Creating and maintaining metadata  

Metadata refers to general descriptive information about research data (e.g. owner, authors, distributor, name, short description, location…) Up-to-date metadata is the key to finding and accessing your data. Basic project-level metadata is created and maintained in the Research data section of Converis, the JYU research information system. For more information, see step-by-step guidelines in JYU Intranet Uno. When kept up-to-date during the course of the project, metadata clarify for both you and secondary users what the work is about. 

At JYU, metadata is maintained in the Research Data System section of Converis. A metadata entry should be created for each dataset. When describing your data, divide them into such entities that you can describe them unambiguously. The data described in more detail can be bundled in Converis into larger entities under a larger “parent dataset”. See the detailed instructions for managing your metadata in Converis.

Quality assurance

Ensuring the integrity and quality of the data as they are collected, migrated and transferred is an important part of data management. Careful documentation of the procedures of data collection is the primary measure to ensure the integrity and quality of the data. Depending on the type of material, equipment and methods, integrity and quality can be ensured, for example,

  • by calibrating measuring instruments to monitor the accuracy and scale of detection
  • by reviewing the spelled interview material with an external expert
  • using industry standardized methods, hardware, and software.

Pseudonymisation and anonymisation

In order to secure the safest possible handling of personal data and to follow what you have promised to your study subjects in the privacy notice, pseudonymisation and/or anonymisation of personal identifiers in the data may become topical. Anonymised data can be safely shared during the project and published at any point. However, anonymisation procedures have to be planned well in advance, and they require time and some effort.

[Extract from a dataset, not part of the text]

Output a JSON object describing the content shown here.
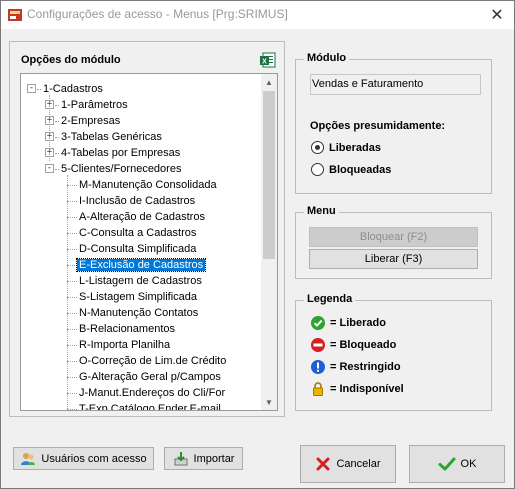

What's the difference between the two?

Pseudonymous data are still personal data under the GDPR, but they can no longer be identified without combining them with other information. Replacing real names with fake names and identifiers with codes are typical pseudonymisation techniques. As long as the key to the coded identifiers is stored separately from the data in a secure storage location and only designated people have access to them, pseudonymisation may suffice as a data security method during the project. However, as the project ends, identifiers should be erased or, if storing them is necessary for e.g. enabling contact with the study subjects, the research group members should set a future date for re-evaluating the need for retaining the identifers. This should be documented in the data management plan.

Anonymisation means that all identified and/or identifiable information is irreversibly removed from the data, and no code to retrieve the identifiers remains. An individual can no longer be specified from the data, which means they are no longer personal data. In planning the life cycle of personal data in your research, familiarise yourself with what it takes to make your data anonymous, and whether anonymisation will impair their scientific value. Opting out of anonymisation and data publishing is a viable alternative for research that handles complex sets of personal data. For options, see guidelines for publishing the metadata.

When are my data pseudonymous and when anonymous?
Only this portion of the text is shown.